We both lifted our glasses and drank the same varietal of wine, then set the glasses back down on the table. I spread my fingers around the base of the stem and gave it a little twirl. Marshall had started to do the same, but stopped himself, itching his nose instead.
“But still.”
“You deserve to be happy,” I told him. “You’ve done so much for all of us, me especially…it’s okay to do things for yourself.”
He rolled his eyes, exhaling. “I’m certain I’ve said the same thing to Silas at some point. Maybe I should have also said it to you.”
“I haven’t done anything,” I muttered.
I’d come into the Covington home and name late, already a teenager by the time I met Marshall, Finn, and Hunter.
The twins had been attached at the hip and unimpressed with my boring teenage outbursts, but they’d entertained them just the same.
Marshall had been older by then, and he’d done all the things our father would have never dared.
All I’d done was bitch and groan and let him.
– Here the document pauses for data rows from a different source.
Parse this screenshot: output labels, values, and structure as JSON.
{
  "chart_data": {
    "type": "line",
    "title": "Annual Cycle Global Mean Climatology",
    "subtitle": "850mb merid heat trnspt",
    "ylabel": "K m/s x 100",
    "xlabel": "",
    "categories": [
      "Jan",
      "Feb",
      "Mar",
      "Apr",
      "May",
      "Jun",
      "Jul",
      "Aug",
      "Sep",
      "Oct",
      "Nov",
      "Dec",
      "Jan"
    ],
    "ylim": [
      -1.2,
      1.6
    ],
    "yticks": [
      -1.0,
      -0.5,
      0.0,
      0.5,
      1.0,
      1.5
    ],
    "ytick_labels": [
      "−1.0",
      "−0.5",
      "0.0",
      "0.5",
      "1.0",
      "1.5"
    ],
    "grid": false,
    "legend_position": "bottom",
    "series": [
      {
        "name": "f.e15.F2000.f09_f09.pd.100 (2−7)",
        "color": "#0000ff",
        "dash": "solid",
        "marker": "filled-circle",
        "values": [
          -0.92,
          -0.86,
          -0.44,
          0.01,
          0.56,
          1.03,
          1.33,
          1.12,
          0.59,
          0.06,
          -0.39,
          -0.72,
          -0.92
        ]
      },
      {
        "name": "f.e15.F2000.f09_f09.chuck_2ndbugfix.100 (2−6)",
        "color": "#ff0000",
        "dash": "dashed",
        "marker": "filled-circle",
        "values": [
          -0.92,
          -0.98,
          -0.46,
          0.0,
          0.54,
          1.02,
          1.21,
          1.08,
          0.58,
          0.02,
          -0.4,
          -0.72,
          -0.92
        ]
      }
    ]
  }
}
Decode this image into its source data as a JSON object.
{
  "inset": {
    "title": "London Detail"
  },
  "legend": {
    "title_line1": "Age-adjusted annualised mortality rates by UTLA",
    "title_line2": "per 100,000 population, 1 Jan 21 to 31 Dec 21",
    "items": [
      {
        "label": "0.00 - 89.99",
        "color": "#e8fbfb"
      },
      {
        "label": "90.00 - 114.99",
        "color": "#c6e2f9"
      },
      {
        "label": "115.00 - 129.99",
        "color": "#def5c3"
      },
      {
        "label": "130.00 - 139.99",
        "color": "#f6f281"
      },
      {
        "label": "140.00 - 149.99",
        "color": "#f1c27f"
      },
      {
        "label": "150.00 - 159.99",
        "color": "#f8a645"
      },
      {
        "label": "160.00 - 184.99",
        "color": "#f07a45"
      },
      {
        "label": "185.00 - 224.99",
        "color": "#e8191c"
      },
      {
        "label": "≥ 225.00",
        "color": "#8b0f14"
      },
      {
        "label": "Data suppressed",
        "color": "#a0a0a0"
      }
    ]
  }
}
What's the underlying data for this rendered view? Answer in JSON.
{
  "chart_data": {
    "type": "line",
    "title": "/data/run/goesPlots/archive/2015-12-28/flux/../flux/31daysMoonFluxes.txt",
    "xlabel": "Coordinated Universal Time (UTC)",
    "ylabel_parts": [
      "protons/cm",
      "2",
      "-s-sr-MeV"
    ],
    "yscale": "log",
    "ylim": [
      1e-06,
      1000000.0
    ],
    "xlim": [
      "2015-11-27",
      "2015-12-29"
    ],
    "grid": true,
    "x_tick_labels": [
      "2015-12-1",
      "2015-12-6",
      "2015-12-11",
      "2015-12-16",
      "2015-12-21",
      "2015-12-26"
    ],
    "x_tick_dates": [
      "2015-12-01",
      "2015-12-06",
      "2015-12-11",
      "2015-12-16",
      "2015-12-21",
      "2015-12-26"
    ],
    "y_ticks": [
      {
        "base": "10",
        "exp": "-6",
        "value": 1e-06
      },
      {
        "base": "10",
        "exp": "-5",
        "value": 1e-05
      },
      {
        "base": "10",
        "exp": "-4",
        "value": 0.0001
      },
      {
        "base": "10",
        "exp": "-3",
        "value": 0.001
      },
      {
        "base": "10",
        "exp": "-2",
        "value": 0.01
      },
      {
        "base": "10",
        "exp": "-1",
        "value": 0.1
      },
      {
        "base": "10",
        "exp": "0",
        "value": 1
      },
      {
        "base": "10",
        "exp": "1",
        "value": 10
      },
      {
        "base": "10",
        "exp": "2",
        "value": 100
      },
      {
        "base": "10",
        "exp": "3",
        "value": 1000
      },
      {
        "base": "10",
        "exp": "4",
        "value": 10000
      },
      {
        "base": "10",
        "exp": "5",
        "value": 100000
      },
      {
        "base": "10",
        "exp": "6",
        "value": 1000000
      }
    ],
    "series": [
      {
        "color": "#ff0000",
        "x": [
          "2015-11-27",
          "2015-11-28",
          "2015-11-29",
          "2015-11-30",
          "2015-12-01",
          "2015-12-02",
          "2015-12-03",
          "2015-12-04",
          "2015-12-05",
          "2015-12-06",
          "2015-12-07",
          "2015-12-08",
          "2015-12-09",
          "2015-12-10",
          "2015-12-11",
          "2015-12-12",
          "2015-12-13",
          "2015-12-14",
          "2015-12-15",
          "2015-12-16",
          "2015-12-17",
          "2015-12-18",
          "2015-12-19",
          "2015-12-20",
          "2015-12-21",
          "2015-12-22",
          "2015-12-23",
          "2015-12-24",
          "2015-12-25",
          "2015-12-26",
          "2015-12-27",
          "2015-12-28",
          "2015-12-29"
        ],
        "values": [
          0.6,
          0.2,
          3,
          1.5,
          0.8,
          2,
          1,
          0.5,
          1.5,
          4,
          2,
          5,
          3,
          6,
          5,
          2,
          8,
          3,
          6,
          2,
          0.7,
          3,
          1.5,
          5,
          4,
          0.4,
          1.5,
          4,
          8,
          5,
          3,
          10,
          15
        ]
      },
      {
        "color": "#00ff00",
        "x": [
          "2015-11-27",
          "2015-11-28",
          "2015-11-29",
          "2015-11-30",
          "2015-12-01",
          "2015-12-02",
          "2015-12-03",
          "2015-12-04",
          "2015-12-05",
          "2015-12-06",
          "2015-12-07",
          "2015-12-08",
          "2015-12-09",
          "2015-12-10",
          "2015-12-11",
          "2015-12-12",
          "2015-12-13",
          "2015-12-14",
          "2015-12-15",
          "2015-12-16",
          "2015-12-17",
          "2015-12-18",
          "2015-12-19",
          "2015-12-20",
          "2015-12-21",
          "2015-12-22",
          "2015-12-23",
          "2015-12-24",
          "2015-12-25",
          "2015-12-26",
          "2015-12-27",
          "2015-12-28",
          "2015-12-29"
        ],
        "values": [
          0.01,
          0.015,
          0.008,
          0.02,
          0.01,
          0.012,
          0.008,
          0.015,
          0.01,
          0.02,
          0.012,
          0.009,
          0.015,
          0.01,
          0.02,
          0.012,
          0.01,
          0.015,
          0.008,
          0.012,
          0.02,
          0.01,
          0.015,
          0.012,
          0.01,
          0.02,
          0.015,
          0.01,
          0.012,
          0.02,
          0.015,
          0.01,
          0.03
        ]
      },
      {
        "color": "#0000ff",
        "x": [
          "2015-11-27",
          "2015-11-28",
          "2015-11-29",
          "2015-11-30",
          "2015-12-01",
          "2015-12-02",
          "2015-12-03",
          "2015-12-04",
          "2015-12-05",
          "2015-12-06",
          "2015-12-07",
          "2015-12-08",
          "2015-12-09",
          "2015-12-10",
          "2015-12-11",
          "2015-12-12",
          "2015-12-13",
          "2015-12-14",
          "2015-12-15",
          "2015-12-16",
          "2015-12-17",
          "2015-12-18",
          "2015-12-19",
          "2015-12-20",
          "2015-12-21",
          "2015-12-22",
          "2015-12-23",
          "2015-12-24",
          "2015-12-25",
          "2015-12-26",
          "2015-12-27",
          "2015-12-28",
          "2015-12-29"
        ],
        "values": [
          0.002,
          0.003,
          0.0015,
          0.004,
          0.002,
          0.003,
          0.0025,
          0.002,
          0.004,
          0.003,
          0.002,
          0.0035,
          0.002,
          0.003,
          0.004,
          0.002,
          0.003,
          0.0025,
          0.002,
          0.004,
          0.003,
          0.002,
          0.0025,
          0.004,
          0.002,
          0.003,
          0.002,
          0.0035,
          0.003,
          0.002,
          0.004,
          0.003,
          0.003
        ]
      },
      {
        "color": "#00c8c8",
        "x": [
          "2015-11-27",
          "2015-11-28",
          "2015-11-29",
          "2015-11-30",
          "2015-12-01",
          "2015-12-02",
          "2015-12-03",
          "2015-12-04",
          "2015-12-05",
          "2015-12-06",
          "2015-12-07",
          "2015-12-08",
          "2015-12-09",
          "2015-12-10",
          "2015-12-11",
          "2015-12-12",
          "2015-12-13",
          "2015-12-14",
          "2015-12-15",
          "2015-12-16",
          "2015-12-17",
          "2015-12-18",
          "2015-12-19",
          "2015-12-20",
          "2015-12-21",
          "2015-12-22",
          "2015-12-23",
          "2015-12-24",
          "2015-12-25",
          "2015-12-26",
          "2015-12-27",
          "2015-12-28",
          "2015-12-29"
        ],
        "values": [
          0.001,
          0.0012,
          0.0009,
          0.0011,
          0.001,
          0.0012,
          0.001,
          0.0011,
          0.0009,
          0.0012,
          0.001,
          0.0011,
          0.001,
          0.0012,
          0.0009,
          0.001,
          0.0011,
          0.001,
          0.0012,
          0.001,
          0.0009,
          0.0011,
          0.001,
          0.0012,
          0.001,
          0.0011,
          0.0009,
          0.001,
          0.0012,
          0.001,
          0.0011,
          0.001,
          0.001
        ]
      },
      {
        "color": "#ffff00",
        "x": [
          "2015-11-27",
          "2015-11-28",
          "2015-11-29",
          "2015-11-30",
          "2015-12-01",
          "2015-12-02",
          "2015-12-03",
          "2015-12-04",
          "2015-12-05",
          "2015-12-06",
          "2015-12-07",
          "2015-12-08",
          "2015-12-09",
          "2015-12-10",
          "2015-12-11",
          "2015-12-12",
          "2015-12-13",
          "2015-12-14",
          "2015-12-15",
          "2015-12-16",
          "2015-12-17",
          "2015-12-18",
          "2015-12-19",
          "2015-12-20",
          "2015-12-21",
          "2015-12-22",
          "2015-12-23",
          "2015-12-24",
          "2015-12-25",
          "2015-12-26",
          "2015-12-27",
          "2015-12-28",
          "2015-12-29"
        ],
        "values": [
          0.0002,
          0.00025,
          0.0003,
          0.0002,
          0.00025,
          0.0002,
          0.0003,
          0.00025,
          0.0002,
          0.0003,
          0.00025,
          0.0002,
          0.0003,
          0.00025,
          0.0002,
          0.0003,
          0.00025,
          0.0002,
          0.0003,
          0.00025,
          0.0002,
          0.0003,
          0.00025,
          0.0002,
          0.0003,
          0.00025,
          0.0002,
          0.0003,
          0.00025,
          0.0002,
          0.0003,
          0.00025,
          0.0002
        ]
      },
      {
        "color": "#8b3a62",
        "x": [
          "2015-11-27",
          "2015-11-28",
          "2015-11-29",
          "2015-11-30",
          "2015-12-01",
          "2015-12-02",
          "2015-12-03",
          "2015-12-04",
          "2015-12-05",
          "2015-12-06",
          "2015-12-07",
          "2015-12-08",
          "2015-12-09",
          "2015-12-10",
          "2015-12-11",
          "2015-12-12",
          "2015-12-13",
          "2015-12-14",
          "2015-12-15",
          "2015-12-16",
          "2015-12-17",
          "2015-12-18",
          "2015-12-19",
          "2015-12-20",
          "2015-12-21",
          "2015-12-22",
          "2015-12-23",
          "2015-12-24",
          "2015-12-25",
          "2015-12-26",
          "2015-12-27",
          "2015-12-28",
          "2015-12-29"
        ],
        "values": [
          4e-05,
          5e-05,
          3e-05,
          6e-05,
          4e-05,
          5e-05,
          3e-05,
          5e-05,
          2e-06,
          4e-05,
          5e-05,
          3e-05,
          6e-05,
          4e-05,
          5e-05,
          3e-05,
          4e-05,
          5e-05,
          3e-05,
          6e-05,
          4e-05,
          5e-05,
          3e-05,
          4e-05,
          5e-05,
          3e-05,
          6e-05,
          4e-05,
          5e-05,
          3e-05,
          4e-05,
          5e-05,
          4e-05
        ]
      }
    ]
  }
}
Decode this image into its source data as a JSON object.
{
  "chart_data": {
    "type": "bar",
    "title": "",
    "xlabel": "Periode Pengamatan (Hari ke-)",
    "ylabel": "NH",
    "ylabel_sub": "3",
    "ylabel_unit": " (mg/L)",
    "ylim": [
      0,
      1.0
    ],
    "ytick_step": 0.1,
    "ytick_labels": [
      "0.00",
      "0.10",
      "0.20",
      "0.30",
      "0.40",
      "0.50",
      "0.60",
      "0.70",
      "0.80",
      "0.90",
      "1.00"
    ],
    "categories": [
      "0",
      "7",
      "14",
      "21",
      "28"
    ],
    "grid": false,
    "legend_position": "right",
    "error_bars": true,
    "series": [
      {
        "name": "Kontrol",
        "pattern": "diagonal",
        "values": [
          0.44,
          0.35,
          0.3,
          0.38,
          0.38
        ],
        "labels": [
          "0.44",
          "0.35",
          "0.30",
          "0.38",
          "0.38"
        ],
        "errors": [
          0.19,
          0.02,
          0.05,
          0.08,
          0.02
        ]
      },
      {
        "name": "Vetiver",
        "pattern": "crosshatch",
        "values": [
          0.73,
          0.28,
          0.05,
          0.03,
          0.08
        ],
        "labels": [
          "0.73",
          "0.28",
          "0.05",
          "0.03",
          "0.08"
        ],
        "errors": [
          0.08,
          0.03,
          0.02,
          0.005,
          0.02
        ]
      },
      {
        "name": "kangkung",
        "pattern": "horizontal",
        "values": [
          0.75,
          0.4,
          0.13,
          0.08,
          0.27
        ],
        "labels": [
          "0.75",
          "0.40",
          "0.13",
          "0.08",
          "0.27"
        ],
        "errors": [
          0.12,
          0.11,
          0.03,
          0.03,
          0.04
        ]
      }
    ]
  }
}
“You gave me a purpose, Smith. When I didn’t have one,” he said softly. “That’s something I can’t ever repay and something I should have thanked you for sooner.”
“You still haven’t thanked him,” Finn chirped before returning to his hushed conversation with Hunter. Their ability to eavesdrop and not lose focus on each other was admirable, if not annoying.
“Thank you,” Marshall said to me, annoyance flickering across his face before sincerity settled there. “For being the best brother our father could have made.”
“Hey!” Finn chucked my napkin back across the table, but Marshall anticipated it, snatching it out of the air and passing it back to me with an unbothered expression.
“What?” he countered, brow raised. “He is.”
“You’re just saying that because he’s the baby.”
“Doesn’t mean it’s not true.”
I smoothed my napkin back over my lap, staring hard down at my hands, how they were shorter and more square than my brothers. Knowing we resembled each other in so many ways, but not all of them. And that was okay.
That was good.
“Anyway.” Finn knocked the edge of his glass against mine. “When do we get to meet this tattooer of yours? Hunter said he would get my name tattooed on his ass, and I want to do it before he changes his mind.”